The 36 dead in these two disasters didn't significantly bump up the numbers of workplace fatalities for 2010. In 2008, the most recent data available, the U.S. Bureau of Labor Statistics reported 5,071 total deaths in the workplace, making the coal and oil. The biggest source of deaths? "Transportation incidents," 2,053 of them in 2008, just another cost of our oil consumption.

Making the Connections

I remember how I felt watching the TV news reports of the oil-soaked sea birds and marine mammals dotting the shores of the Prince William Sound in 1989. Barely a teenager, I sobbed for the wildlife, the dead sea birds, the people of Alaska. I raged at Exxon. I don't remember making the connection to the fact that I was learning to drive.

Today I have little rage toward oil companies and coal companies. They are, after all, doing a service for billions of us with their gas tanks and electricity meters. We're all to blame. Though I no longer drive, though I live in a city (Portland, Ore.) where I can choose renewable sources of electricity (wind farms and hydroelectric power), the spill weighs heavily on my soul.

How can we stop causing such terrible disasters? It's not easy, surely; it takes a recalibration of our true needs. "But I must drive" -- to work, to the grocery store, to pick up your children from school, to take your mother to the hospital, you may be saying to yourself. I know people who chose a job that paid $20,000 more each year with an 80-mile round-trip, people who need to live in roomy suburbs and commute to the city, people whose needs for consumption and activities and the right schools require driving each day, spending hours on the road in the service of more money, more opportunity, more stuff.

Rearranging Your Life, Making Different Choices

I have three small children and a husband. I picked my home, in a so-so neighborhood, because of its proximity to bus lines and bike lanes. I gave up my car four years ago for a bicycle. I take my boys to school on the bike, I get my groceries on the bike. When I went into labor with my third son, I splurged on the bus.

I work from home, but I go to interviews and meetings and on business trips via bike and public transportation.

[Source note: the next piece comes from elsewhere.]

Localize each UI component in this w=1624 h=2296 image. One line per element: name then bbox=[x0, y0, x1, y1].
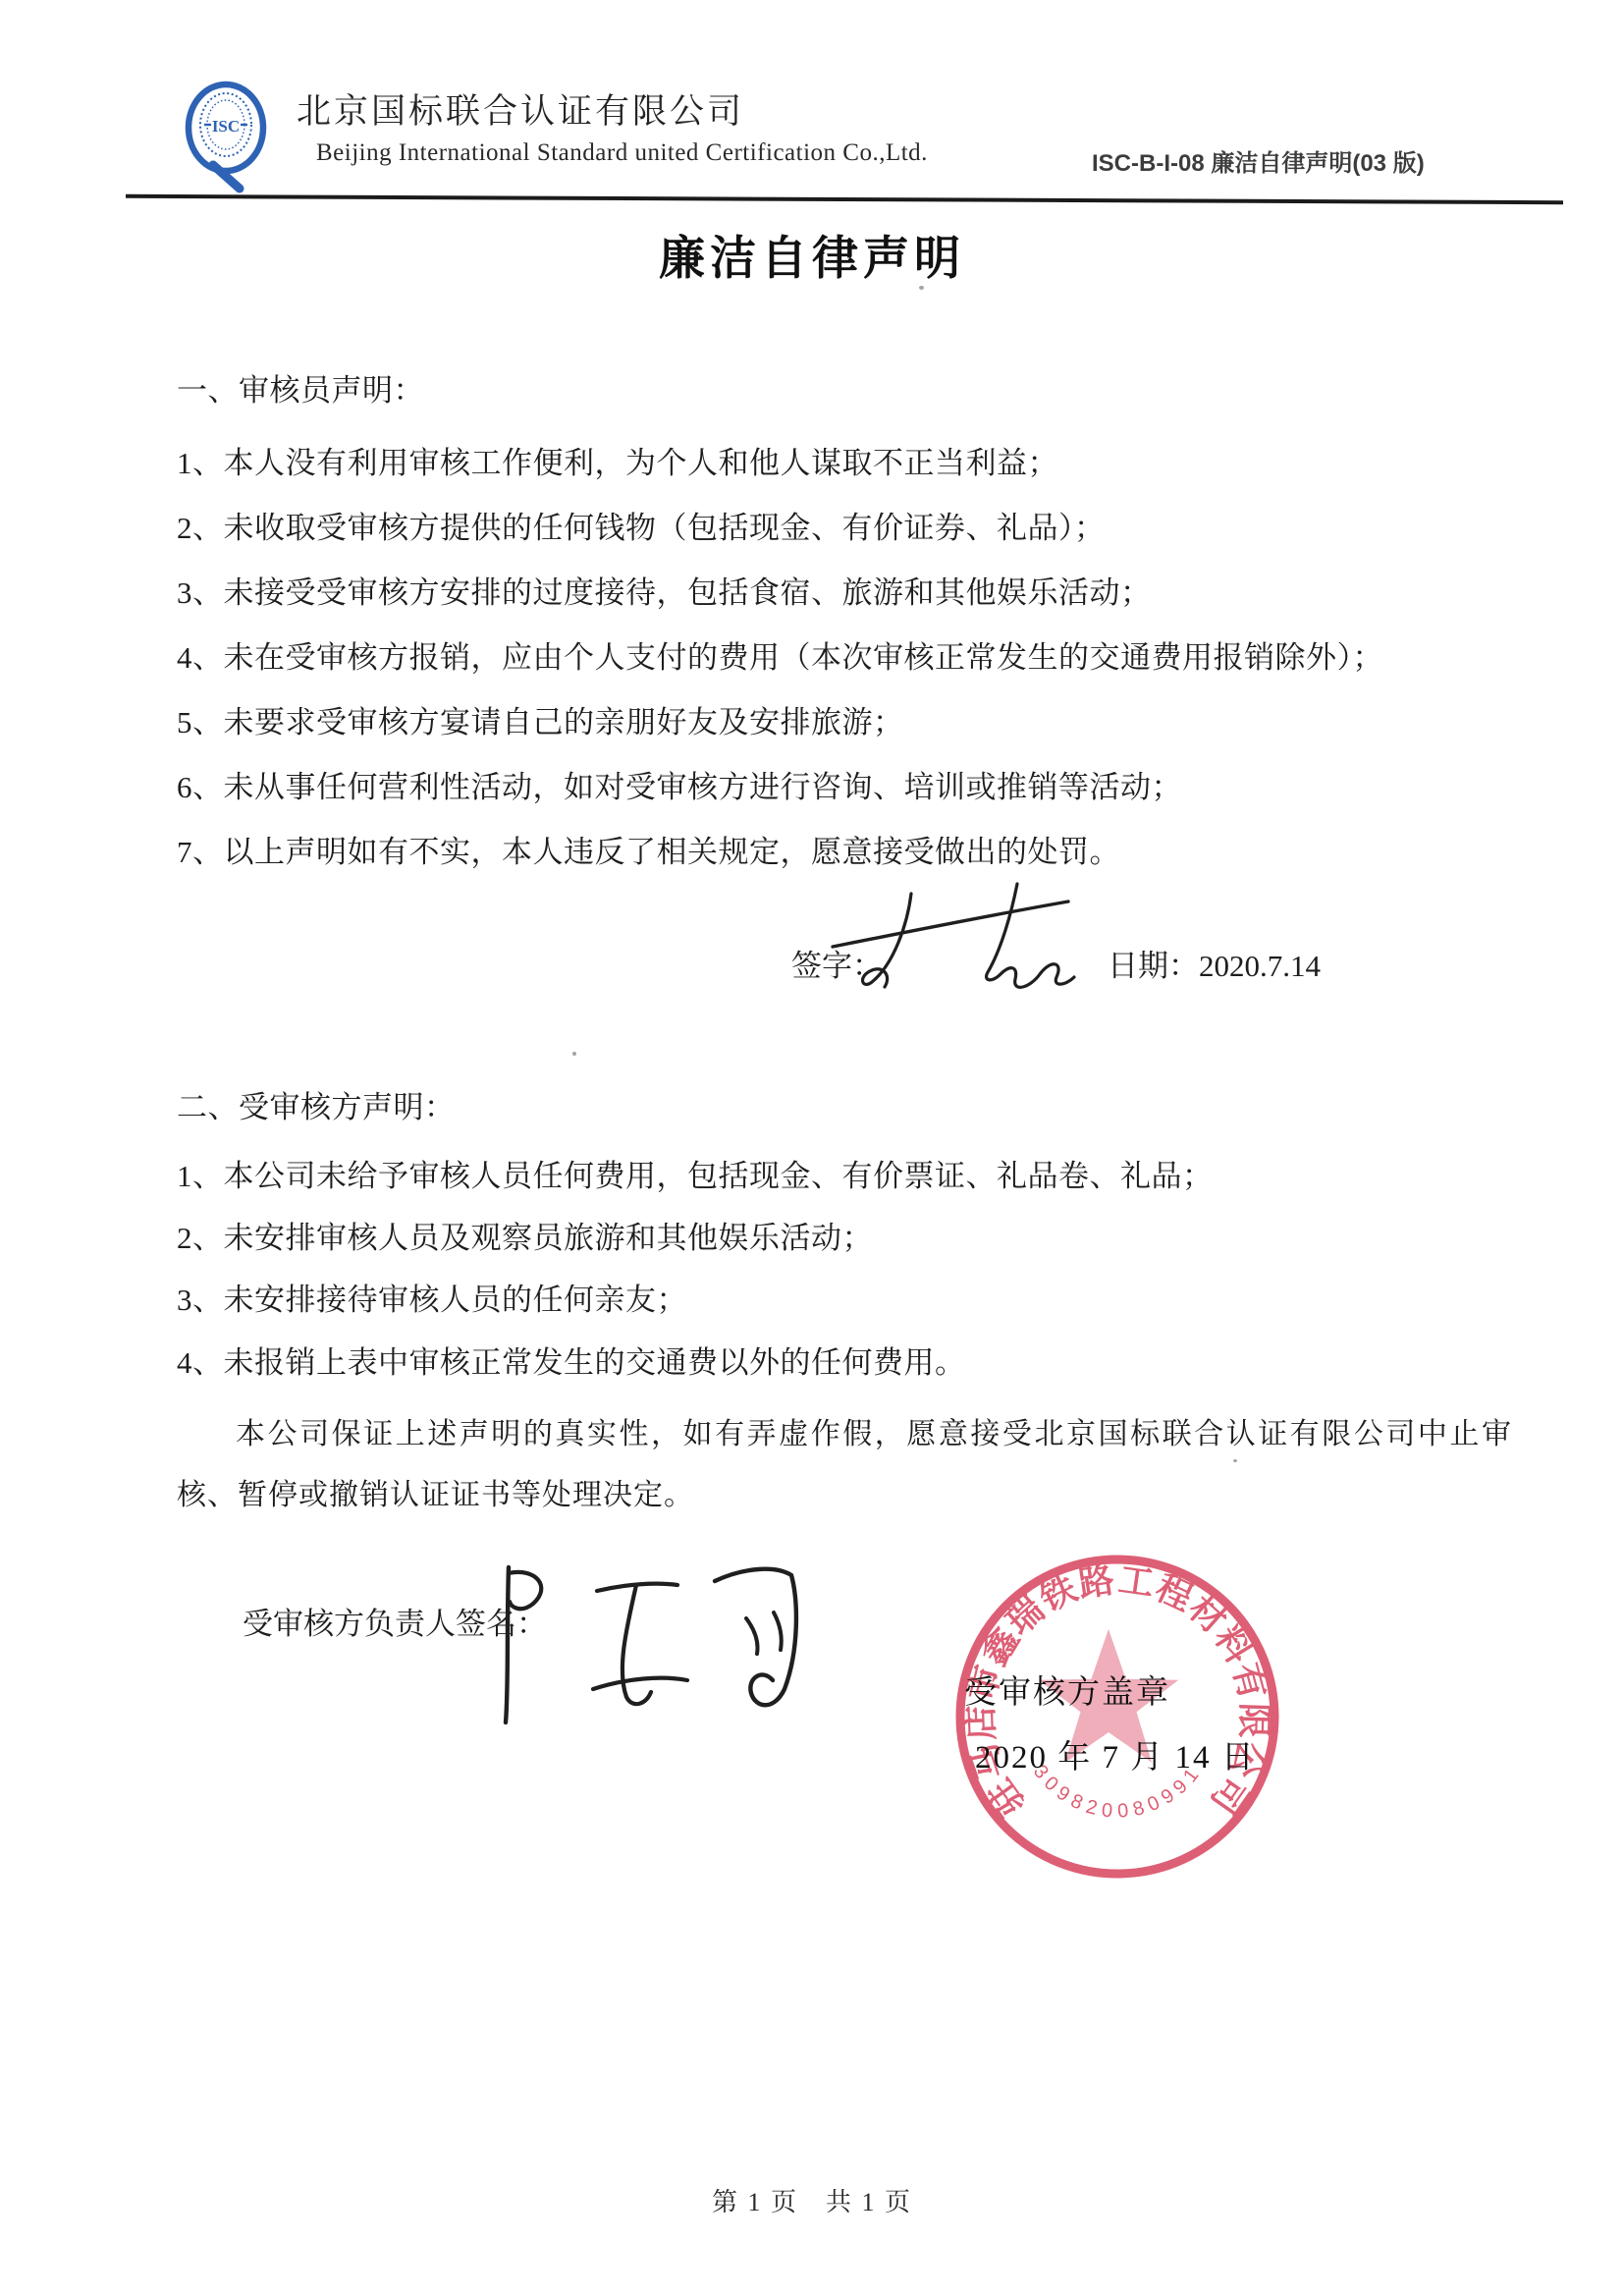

It's a little hard at times, but it's truly a life-affirming choice that keeps me sane in the face of environmental disasters.

Here's the estimated death toll from the Exxon Valdez spill: 250,000 seabirds, 2,800 sea otters, 300 harbor seals, 250 bald eagles, up to 22 killer whales, along with billions of salmon and herring eggs. By all estimates, the BP oil leak will be worse. It will destroy oyster beds and shrimp grounds, threaten pelican nests and the habitat of otters and minks.

Sooner or later, economic forces will, I'm sure, force many more of us to make choices like mine. Our driving won't keep increasing forever. Surely our use of coal power will eventually be limited by common sense and punitive emissions restrictions. But if more of us could face ourselves in the mirror and pin the blame for this disaster on our our own choices and habits, perhaps the next disaster could be averted.